This time of year, I get inundated with calls about dying Incense Cedars, Coast Redwoods, Manzanitas and Pacific Madrones. Assuming that these trees are healthy, they are just doing their normal summer thing. Mid-summer is shedding time for a lot of evergreens, both conifers, and broad leafed trees as well. The place to look is the tips! The terminal ends of the foilage tells the story. If you see bright growth on the ends of the limbs uniformly throughout the canopy, you probably don’t have too much to worry about. After a big push of growth earlier in the year the dead brown/tan color really stands out and it grabs your eye, especially when viewed from beneath the canopy. The way to look is from the outside! If you see many dead tips on the ends of the branches, you should be concerned. Drought stress, especially cumulative drought stress, is pretty hard on almost all trees, and one way some kinds of trees deal with it is to “go to sleep” a little early. Evergreens as a rule don’t have the luxury of laying off its employees (shedding needles or leaves) and drought stress is especially hard on them.
Very rarely can an evergreen completely defoliate, and regenerate new growth to survive.
I have seen a few do it, but it is quite rare. If, for example, your Manzanita turns brown all over, it is most likely toast! The next way to look at your tree is from beneath. If when looking up from under, and you see more green (foilage) than blue (sky) you are doing great! If you see more blue than green, it will be cause for concern, and you should think about giving an arborist a phone call… Keeping a log or journal about what your tree does and when it does it is a great idea. Dated photographs help treemendously as well (pun intended).
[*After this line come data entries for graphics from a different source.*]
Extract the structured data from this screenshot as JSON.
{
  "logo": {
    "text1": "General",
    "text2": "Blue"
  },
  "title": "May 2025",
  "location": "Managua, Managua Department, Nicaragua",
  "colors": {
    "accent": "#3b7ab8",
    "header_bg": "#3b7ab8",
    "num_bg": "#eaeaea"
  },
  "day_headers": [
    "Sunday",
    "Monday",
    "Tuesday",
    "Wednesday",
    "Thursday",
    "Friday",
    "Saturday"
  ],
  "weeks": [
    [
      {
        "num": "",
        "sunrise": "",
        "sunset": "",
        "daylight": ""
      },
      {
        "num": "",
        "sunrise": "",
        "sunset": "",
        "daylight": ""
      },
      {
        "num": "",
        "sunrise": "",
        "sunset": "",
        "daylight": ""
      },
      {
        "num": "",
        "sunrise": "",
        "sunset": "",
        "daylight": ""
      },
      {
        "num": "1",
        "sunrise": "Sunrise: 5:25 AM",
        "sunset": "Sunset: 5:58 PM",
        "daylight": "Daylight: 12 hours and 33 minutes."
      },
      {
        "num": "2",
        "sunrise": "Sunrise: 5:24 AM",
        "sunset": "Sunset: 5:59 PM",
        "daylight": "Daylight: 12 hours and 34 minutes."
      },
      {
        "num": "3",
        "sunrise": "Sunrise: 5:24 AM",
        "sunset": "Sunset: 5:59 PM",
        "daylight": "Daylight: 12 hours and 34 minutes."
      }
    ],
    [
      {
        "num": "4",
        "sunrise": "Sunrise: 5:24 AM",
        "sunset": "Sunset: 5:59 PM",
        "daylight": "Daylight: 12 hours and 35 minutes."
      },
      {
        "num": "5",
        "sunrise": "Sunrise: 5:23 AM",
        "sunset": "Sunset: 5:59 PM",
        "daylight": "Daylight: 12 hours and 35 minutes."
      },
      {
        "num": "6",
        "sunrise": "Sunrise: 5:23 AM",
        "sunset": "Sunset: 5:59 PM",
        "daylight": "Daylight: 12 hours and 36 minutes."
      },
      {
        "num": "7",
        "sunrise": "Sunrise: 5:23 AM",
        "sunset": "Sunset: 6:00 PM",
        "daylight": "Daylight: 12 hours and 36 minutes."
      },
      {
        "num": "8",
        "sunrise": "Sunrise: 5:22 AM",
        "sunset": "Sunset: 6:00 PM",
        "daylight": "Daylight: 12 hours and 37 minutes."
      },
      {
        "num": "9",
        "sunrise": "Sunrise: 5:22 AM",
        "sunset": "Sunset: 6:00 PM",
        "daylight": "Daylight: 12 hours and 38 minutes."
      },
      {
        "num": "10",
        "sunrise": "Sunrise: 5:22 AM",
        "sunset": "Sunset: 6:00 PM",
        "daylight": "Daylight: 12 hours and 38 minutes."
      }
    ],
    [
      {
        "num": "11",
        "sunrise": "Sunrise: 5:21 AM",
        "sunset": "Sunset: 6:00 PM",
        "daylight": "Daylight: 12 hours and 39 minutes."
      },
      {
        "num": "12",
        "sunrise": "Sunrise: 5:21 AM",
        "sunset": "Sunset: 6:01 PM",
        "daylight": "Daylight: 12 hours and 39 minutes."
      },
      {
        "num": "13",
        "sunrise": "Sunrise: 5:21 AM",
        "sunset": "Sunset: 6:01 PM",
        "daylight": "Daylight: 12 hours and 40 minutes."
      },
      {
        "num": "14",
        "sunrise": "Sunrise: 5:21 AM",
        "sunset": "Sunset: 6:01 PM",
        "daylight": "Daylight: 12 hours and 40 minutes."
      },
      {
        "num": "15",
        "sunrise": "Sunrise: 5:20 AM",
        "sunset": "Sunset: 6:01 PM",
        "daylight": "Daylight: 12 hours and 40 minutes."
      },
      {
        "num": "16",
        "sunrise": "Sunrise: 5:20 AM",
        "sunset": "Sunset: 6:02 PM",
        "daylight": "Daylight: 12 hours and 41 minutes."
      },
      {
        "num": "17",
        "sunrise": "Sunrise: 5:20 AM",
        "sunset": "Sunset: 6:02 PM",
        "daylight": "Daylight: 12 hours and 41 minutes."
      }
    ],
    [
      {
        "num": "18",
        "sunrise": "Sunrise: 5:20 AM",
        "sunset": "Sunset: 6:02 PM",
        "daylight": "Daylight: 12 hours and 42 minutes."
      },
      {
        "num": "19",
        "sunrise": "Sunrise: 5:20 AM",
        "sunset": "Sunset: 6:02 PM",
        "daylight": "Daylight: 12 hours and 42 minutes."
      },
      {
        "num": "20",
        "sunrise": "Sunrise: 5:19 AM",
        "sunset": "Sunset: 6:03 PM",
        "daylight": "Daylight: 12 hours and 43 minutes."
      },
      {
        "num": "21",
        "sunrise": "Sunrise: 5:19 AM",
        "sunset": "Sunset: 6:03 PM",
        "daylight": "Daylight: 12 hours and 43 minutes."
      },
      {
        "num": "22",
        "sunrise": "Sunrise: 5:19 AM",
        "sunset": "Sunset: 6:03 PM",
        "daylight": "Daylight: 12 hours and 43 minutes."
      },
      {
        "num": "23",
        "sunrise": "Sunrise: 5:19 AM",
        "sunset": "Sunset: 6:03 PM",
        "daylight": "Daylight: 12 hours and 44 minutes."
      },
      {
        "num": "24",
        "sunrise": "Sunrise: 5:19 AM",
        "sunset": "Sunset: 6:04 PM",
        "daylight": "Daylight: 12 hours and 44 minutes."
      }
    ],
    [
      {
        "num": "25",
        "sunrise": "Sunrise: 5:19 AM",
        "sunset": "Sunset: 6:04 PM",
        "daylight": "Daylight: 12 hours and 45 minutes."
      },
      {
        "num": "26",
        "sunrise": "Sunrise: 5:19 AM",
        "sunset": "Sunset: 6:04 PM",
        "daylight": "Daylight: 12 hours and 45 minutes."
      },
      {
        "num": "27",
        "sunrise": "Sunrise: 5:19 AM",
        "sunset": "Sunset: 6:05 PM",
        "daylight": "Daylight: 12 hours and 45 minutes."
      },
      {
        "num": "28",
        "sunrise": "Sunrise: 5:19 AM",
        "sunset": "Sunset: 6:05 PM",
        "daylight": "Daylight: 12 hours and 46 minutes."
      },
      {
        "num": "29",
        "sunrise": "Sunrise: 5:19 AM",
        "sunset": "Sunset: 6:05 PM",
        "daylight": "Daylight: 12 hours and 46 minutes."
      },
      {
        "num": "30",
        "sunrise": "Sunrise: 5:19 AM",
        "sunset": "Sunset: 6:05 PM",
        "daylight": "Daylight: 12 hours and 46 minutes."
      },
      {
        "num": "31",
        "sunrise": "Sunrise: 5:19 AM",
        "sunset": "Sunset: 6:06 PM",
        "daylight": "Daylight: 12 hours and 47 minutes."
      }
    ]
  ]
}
Just the “cast” or hue of the canopy can give you an idea of the trees mood. An ashen or dull look to the overall color can be an indication that something is amiss, and further examination is needed. This can be hard to spot, but if you practice enough, you will eventually get it! I am seeing a lot of parched trees around town, some to the point of no return, and this shows that one wet winter doesn’t pull trees out of a drought spiral… With city water rates being what they are in summer (shocking) The money you spend on mulch will be very well spent.
Consider going in with a neighbor or two and hiring a water truck to irrigate your trees, It is kind of a new idea of mine, but I don’t see why it wouldn’t work. If you haven’t watered your trees this year, now is a good time to give ‘em a good soak.